Moo wins £3m from Barclays Fast Growth Tech Fund

Web-to-print company Moo has secured a £3m revolving credit facility from Barclays to help it grow its global business.

The money comes from Barclays’ £100m Fast Growth Tech Fund, announced on 1 May, and is earmarked for research and development and marketing. The deal marks the start of a new relationship between the bank and the London-headquartered print and design company.

The fund was established to help businesses with annual growth of 20% or more - a general rather than a hard-and-fast rule - funded by a known venture capitalist and with a £3m-£5m turnover, make the next move after the start-up phase. Access to debt finance at this stage of growth is much easier in the US but had previously been difficult for UK companies, according to Moo. Loans have a three-year repayment period.

Relationship director, Barclays’ Technology, Media and Telecoms team, Hemal Rawal, said Barclays was impressed by both Moo’s “absolutely fantastic technology” and its impressive management team.

“We’re looking for growth of at least a 20% per annum and they were shooting that out of the park. We think Moo is a market leader in what it does.”

Moo Print Limited, which trades as Moo and Moo.com recorded £28.9m sales in its last accounts. It has grown rapidly on the back on its patented Printfinity technology, which is able to reproduce a different image on every business card, and was developed in 2009 in response to the then large set-up costs necessary for variable data print. According to Moo, design is key. The company also offers square, mini and letterpress cards.

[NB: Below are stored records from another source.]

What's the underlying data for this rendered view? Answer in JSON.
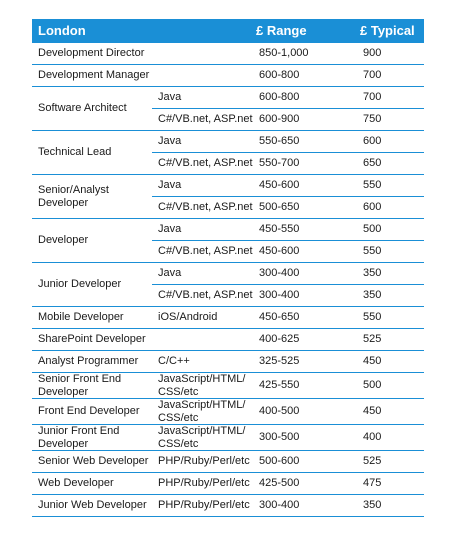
{
  "header": {
    "col1": "London",
    "col2": "£ Range",
    "col3": "£ Typical"
  },
  "rows": [
    {
      "role": "Development Director",
      "subs": [
        {
          "tech": "",
          "range": "850-1,000",
          "typical": "900"
        }
      ]
    },
    {
      "role": "Development Manager",
      "subs": [
        {
          "tech": "",
          "range": "600-800",
          "typical": "700"
        }
      ]
    },
    {
      "role": "Software Architect",
      "subs": [
        {
          "tech": "Java",
          "range": "600-800",
          "typical": "700"
        },
        {
          "tech": "C#/VB.net, ASP.net",
          "range": "600-900",
          "typical": "750"
        }
      ]
    },
    {
      "role": "Technical Lead",
      "subs": [
        {
          "tech": "Java",
          "range": "550-650",
          "typical": "600"
        },
        {
          "tech": "C#/VB.net, ASP.net",
          "range": "550-700",
          "typical": "650"
        }
      ]
    },
    {
      "role": "Senior/Analyst\nDeveloper",
      "subs": [
        {
          "tech": "Java",
          "range": "450-600",
          "typical": "550"
        },
        {
          "tech": "C#/VB.net, ASP.net",
          "range": "500-650",
          "typical": "600"
        }
      ]
    },
    {
      "role": "Developer",
      "subs": [
        {
          "tech": "Java",
          "range": "450-550",
          "typical": "500"
        },
        {
          "tech": "C#/VB.net, ASP.net",
          "range": "450-600",
          "typical": "550"
        }
      ]
    },
    {
      "role": "Junior Developer",
      "subs": [
        {
          "tech": "Java",
          "range": "300-400",
          "typical": "350"
        },
        {
          "tech": "C#/VB.net, ASP.net",
          "range": "300-400",
          "typical": "350"
        }
      ]
    },
    {
      "role": "Mobile Developer",
      "subs": [
        {
          "tech": "iOS/Android",
          "range": "450-650",
          "typical": "550"
        }
      ]
    },
    {
      "role": "SharePoint Developer",
      "subs": [
        {
          "tech": "",
          "range": "400-625",
          "typical": "525"
        }
      ]
    },
    {
      "role": "Analyst Programmer",
      "subs": [
        {
          "tech": "C/C++",
          "range": "325-525",
          "typical": "450"
        }
      ]
    },
    {
      "role": "Senior Front End\nDeveloper",
      "subs": [
        {
          "tech": "JavaScript/HTML/\nCSS/etc",
          "range": "425-550",
          "typical": "500"
        }
      ]
    },
    {
      "role": "Front End Developer",
      "subs": [
        {
          "tech": "JavaScript/HTML/\nCSS/etc",
          "range": "400-500",
          "typical": "450"
        }
      ]
    },
    {
      "role": "Junior Front End\nDeveloper",
      "subs": [
        {
          "tech": "JavaScript/HTML/\nCSS/etc",
          "range": "300-500",
          "typical": "400"
        }
      ]
    },
    {
      "role": "Senior Web Developer",
      "subs": [
        {
          "tech": "PHP/Ruby/Perl/etc",
          "range": "500-600",
          "typical": "525"
        }
      ]
    },
    {
      "role": "Web Developer",
      "subs": [
        {
          "tech": "PHP/Ruby/Perl/etc",
          "range": "425-500",
          "typical": "475"
        }
      ]
    },
    {
      "role": "Junior Web Developer",
      "subs": [
        {
          "tech": "PHP/Ruby/Perl/etc",
          "range": "300-400",
          "typical": "350"
        }
      ]
    }
  ]
}
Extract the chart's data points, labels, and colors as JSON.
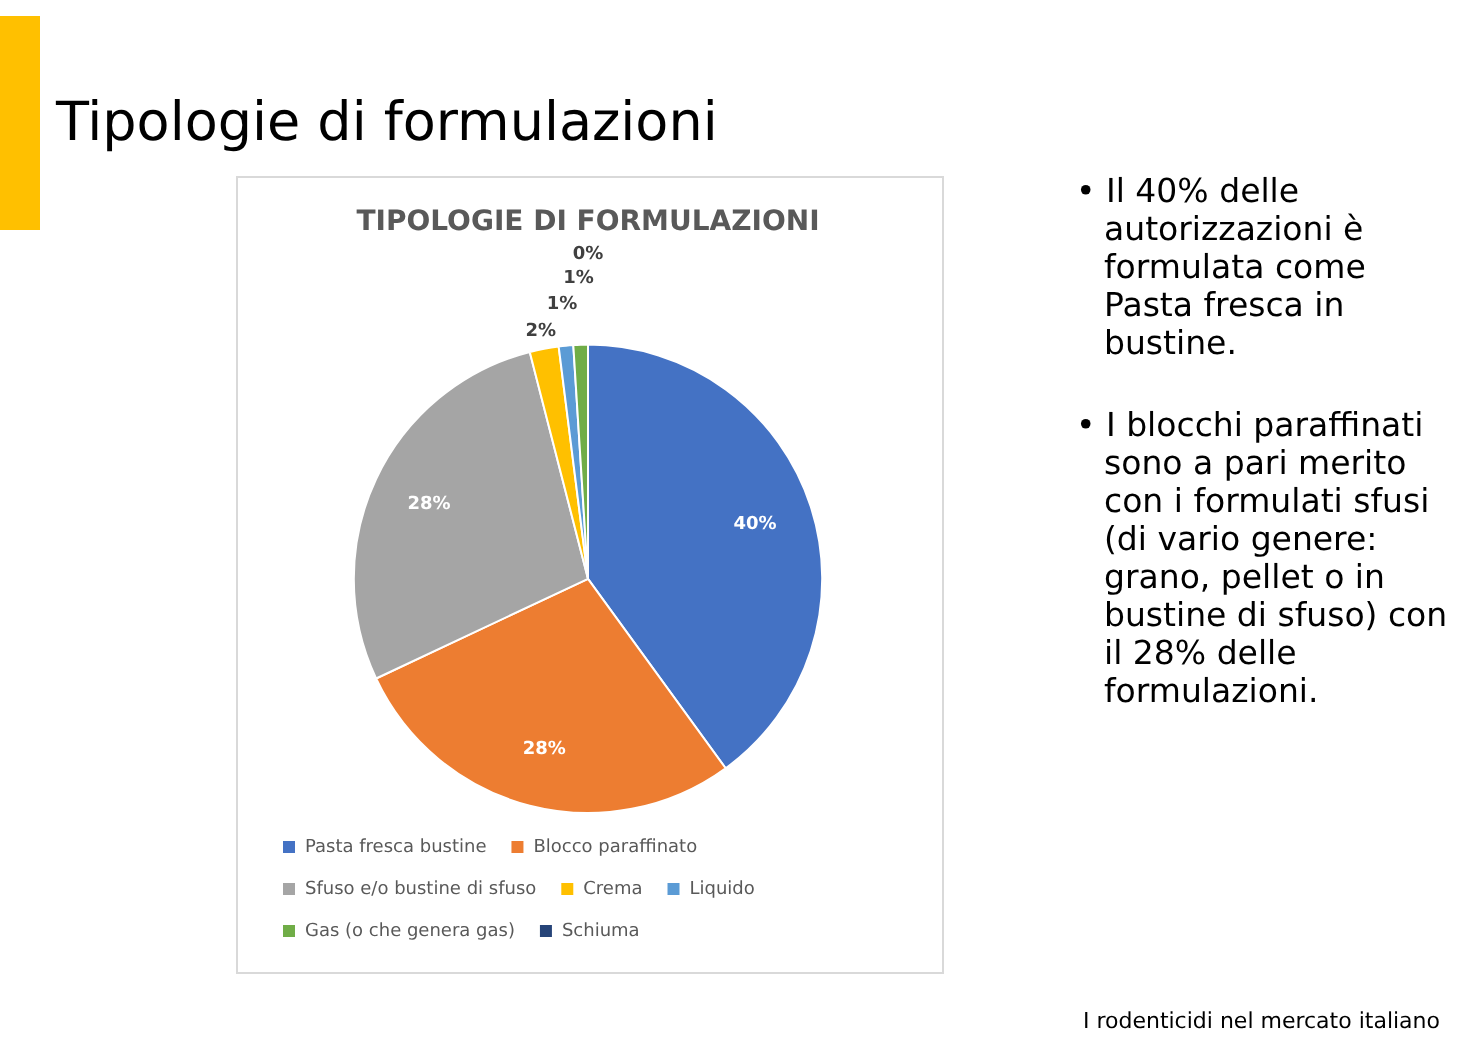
{
  "chart_data": {
    "type": "pie",
    "title": "TIPOLOGIE DI FORMULAZIONI",
    "categories": [
      "Pasta fresca bustine",
      "Blocco paraffinato",
      "Sfuso e/o bustine di sfuso",
      "Crema",
      "Liquido",
      "Gas (o che genera gas)",
      "Schiuma"
    ],
    "values": [
      40,
      28,
      28,
      2,
      1,
      1,
      0
    ],
    "colors": [
      "#4472c4",
      "#ed7d31",
      "#a5a5a5",
      "#ffc000",
      "#5b9bd5",
      "#70ad47",
      "#264478"
    ],
    "value_labels": [
      "40%",
      "28%",
      "28%",
      "2%",
      "1%",
      "1%",
      "0%"
    ],
    "legend": "bottom",
    "annotations": [
      "Tipologie di formulazioni",
      "• Il 40% delle autorizzazioni è formulata come Pasta fresca in bustine.",
      "• I blocchi paraffinati sono a pari merito con i formulati sfusi (di vario genere: grano, pellet o in bustine di sfuso) con il 28% delle formulazioni.",
      "I rodenticidi nel mercato italiano"
    ]
  }
}
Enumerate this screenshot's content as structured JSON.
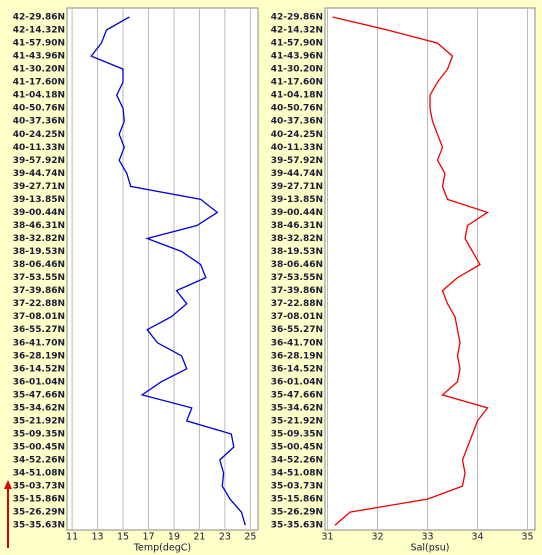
{
  "chart_data": [
    {
      "type": "line",
      "xlabel": "Temp(degC)",
      "categories": [
        "42-29.86N",
        "42-14.32N",
        "41-57.90N",
        "41-43.96N",
        "41-30.20N",
        "41-17.60N",
        "41-04.18N",
        "40-50.76N",
        "40-37.36N",
        "40-24.25N",
        "40-11.33N",
        "39-57.92N",
        "39-44.74N",
        "39-27.71N",
        "39-13.85N",
        "39-00.44N",
        "38-46.31N",
        "38-32.82N",
        "38-19.53N",
        "38-06.46N",
        "37-53.55N",
        "37-39.86N",
        "37-22.88N",
        "37-08.01N",
        "36-55.27N",
        "36-41.70N",
        "36-28.19N",
        "36-14.52N",
        "36-01.04N",
        "35-47.66N",
        "35-34.62N",
        "35-21.92N",
        "35-09.35N",
        "35-00.45N",
        "34-52.26N",
        "34-51.08N",
        "35-03.73N",
        "35-15.86N",
        "35-26.29N",
        "35-35.63N"
      ],
      "series": [
        {
          "color": "#0000dd",
          "values": [
            15.5,
            13.7,
            13.3,
            12.5,
            15,
            15,
            14.5,
            15,
            15.1,
            14.7,
            15.1,
            14.7,
            15.3,
            15.6,
            21.1,
            22.4,
            20.8,
            16.9,
            19.6,
            21.1,
            21.5,
            19.2,
            20,
            18.8,
            16.9,
            17.7,
            19.6,
            20,
            18,
            16.5,
            20.4,
            20,
            23.5,
            23.7,
            22.6,
            22.9,
            22.8,
            23.4,
            24.3,
            24.6
          ]
        }
      ],
      "xlim": [
        10.6,
        25.6
      ],
      "xticks": [
        11,
        13,
        15,
        17,
        19,
        21,
        23,
        25
      ],
      "grid": true
    },
    {
      "type": "line",
      "xlabel": "Sal(psu)",
      "categories": [
        "42-29.86N",
        "42-14.32N",
        "41-57.90N",
        "41-43.96N",
        "41-30.20N",
        "41-17.60N",
        "41-04.18N",
        "40-50.76N",
        "40-37.36N",
        "40-24.25N",
        "40-11.33N",
        "39-57.92N",
        "39-44.74N",
        "39-27.71N",
        "39-13.85N",
        "39-00.44N",
        "38-46.31N",
        "38-32.82N",
        "38-19.53N",
        "38-06.46N",
        "37-53.55N",
        "37-39.86N",
        "37-22.88N",
        "37-08.01N",
        "36-55.27N",
        "36-41.70N",
        "36-28.19N",
        "36-14.52N",
        "36-01.04N",
        "35-47.66N",
        "35-34.62N",
        "35-21.92N",
        "35-09.35N",
        "35-00.45N",
        "34-52.26N",
        "34-51.08N",
        "35-03.73N",
        "35-15.86N",
        "35-26.29N",
        "35-35.63N"
      ],
      "series": [
        {
          "color": "#ee0000",
          "values": [
            31.1,
            32.2,
            33.2,
            33.5,
            33.4,
            33.2,
            33.05,
            33.05,
            33.1,
            33.2,
            33.3,
            33.2,
            33.35,
            33.3,
            33.4,
            34.2,
            33.8,
            33.75,
            33.9,
            34.05,
            33.6,
            33.3,
            33.4,
            33.55,
            33.6,
            33.65,
            33.6,
            33.65,
            33.6,
            33.3,
            34.2,
            34,
            33.9,
            33.8,
            33.7,
            33.75,
            33.7,
            33,
            31.45,
            31.15
          ]
        }
      ],
      "xlim": [
        30.95,
        35.15
      ],
      "xticks": [
        31,
        32,
        33,
        34,
        35
      ],
      "grid": true
    }
  ]
}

In 2012 it also trialled business cards with chips inside, similar to contactless payment cards. Founder and chief executive Richard Moross told PrintWeek at the time that NFC made paper smart. “It can link to a website, open a map showing the route from your current location to a restaurant, initiate a Skype call, or contain a coupon.” The cards are still under development.

Rawal said there was a rapidly expanding market for NFC technology.

“The brand is quite powerful, we thought we’d like to have their business cards too. This credit will help them grow. If we look at the forecasts, they could be at a couple of hundred million in a couple of years time. The market is huge. The directions it can go in are endless.”

Established in Shoreditch, London, in 2006 as a partnership with Flickr, Moo has already raised more than $5m in venture capital from the Accelerator Group, Index Ventures and Atlas Venture, the investors behind Skype, Betfair, Lovefilm, Asos and MySQL.

In 2012 Moo.com partnered with Facebook to launch a 'social business card' app that combines images from users' Facebook timeline with their favourite quotes to create personalised business cards.

It acquired US digital site Flavors.me in the same year.

A recent Barclays report found UK technology businesses are expected to grow four times faster than GDP in 2015.